A team of archaeologists from the University of Indonesia (Jakarta), Gadjah Mada University (Yogyakarta), Hasanuddin University (Makassar) and Udayana University (Denpasar) have discovered a historical site in Trowulan in August, believed to be the town square of a 99-square-kilometer town.

They also excavated an big old stone similar to a stupa (domed shrine) that functioned as part of a wall when the kingdom was under the reign of King Hayam Wuruk, Kusumajaya said.

“According to our further research, the wall was part of Hayam Wuruk’s strategy to protect his palace, whose center faced the sea,” he added said.

The excavation, according to Kusumajaya, has so far only uncovered 20 percent of the targeted area.

The team, he said, is also studying the Majapahit society’s behavior and comparing it with that of Balinese society, on the grounds that there are similarities between the two.

Authorities in Bojonegoro assumed that the heaps of old bricks buried in Jampet village, Ngasem subdistrict, were also part of the legacy of the 14th century kingdom, because they were located close to an historical site discovered by a villager recently.

Head of the historical affairs section at the Bojonegoro regency, Dari Suprayitno, said her office would make a database on all the findings and coordinate with local security authorities to closely supervise the site.

The heaps of bricks were discovered by Herry, a resident of Wadang village, when he dug a hole inside the home of a villager last week.

Udayana University archaeologist Nunung Dianawati who checked on the discovery earlier this week said the bricks were parts of the stairs and walls of a Majapahit trading center from between the 14th and 15th centuries.

“Similar bricks were also used for housing as they were discovered near the Khayangan fire in Sendangharjo village and at the Mlawatan site in Kalitidu district,” he said as quoted by Antara news agency.

He deplored the prevalent thefts of antiques such as jewelry, wooden plates and old machetes from these sites.

In a related development, historian Ichwan Azhari of the North Sumatra University in Medan called on the government to stop manipulating the Majapahit kingdom in the school curriculum.

He said the writing and teaching of national history starting with the Javanese historical texts could no longer be maintained and tolerated, since most tribes and regions were not connected with the ancient kingdom.
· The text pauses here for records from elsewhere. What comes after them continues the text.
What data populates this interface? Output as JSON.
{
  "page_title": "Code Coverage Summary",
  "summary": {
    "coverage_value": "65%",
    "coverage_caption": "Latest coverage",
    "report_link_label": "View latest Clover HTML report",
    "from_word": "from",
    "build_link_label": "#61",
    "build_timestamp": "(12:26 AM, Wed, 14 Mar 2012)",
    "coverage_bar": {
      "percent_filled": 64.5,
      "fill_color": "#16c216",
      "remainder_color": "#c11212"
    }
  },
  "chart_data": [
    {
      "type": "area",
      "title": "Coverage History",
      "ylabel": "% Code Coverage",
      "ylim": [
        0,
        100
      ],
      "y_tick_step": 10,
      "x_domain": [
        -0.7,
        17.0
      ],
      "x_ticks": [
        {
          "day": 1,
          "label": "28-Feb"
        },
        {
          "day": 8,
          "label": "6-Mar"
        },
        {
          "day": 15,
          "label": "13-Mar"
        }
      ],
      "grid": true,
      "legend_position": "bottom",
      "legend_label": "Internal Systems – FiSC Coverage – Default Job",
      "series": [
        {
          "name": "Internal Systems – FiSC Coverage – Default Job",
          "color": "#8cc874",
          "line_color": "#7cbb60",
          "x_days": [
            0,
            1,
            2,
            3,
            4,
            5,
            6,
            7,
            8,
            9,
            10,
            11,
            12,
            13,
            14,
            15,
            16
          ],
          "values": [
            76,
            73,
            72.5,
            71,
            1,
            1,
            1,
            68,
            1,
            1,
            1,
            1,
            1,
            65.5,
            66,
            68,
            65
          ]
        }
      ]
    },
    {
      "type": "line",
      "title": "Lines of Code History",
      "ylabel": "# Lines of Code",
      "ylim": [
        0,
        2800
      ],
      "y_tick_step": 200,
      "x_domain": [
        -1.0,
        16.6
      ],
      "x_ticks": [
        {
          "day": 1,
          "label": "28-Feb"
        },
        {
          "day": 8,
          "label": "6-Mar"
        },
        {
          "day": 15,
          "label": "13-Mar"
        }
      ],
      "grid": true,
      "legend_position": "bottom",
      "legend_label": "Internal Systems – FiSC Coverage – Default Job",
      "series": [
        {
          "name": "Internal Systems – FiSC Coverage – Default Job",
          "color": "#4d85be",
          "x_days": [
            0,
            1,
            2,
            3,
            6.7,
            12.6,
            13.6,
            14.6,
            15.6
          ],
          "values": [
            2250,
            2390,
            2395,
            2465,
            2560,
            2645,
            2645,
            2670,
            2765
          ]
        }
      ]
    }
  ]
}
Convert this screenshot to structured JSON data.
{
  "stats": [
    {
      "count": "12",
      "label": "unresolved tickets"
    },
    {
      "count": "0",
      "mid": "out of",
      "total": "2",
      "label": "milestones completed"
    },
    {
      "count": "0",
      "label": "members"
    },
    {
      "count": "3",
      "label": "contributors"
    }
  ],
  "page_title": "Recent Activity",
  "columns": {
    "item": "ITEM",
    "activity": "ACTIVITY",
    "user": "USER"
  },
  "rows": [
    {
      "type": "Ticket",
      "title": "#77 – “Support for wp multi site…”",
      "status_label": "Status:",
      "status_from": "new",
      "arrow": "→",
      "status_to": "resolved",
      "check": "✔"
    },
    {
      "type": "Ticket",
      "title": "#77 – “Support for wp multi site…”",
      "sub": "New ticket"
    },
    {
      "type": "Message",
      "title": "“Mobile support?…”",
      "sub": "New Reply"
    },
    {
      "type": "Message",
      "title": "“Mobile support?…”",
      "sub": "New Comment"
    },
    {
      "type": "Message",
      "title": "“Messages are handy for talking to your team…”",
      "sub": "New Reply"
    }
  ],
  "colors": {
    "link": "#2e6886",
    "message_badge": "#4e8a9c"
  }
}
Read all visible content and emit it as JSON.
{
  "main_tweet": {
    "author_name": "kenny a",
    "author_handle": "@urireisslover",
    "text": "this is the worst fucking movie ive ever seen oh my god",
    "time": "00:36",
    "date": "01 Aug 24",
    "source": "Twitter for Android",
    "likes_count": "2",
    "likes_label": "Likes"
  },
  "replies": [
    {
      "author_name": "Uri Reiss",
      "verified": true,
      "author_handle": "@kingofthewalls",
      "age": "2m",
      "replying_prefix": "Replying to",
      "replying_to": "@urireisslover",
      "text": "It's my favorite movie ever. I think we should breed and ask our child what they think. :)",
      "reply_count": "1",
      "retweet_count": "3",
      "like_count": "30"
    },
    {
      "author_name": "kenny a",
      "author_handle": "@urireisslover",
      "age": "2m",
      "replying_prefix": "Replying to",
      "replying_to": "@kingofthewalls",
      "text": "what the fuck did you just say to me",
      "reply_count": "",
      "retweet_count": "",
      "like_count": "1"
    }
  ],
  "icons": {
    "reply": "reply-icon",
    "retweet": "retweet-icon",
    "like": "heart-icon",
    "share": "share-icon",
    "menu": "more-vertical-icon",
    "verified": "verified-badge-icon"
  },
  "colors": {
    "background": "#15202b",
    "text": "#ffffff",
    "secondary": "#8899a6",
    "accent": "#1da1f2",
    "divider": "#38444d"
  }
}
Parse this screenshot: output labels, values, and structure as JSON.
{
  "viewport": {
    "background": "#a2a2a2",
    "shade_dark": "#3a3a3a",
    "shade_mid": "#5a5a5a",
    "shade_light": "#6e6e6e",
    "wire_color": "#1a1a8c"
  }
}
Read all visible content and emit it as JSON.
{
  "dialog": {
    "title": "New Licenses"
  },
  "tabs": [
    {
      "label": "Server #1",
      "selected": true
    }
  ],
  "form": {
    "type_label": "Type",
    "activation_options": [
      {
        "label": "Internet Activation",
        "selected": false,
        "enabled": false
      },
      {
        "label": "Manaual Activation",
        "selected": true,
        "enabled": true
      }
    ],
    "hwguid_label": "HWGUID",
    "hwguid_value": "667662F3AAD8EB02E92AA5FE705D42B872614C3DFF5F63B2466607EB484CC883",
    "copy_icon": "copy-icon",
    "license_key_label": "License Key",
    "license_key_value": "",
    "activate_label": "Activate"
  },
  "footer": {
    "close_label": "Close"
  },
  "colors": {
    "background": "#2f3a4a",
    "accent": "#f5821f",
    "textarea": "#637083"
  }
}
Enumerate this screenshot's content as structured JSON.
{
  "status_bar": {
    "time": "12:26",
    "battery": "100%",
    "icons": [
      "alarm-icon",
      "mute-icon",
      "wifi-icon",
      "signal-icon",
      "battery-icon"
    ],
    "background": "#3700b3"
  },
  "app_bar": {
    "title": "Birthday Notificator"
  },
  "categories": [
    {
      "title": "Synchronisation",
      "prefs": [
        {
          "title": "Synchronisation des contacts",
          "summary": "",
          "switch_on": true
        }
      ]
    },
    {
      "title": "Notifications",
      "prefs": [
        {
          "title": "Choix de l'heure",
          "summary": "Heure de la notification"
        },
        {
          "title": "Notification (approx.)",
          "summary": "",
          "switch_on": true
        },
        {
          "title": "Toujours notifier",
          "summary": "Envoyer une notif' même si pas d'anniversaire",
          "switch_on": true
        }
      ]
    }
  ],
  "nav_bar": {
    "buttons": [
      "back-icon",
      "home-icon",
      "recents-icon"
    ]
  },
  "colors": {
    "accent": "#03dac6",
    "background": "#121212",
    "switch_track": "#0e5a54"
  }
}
Ichwan expressed doubt that the Majapahit political system was behind the idea of an Indonesian unitary state, as has been taught in school. He said the presentation of Majapahit as a symbol of Indonesian national unity was misleading.

“The government has ignored the reservations of historians and defended the Majapahit hegemony as the basis for Indonesia’s unity. It has also rejected picking up the history of other tribes in the national history textbooks,” Antara quoted him as saying.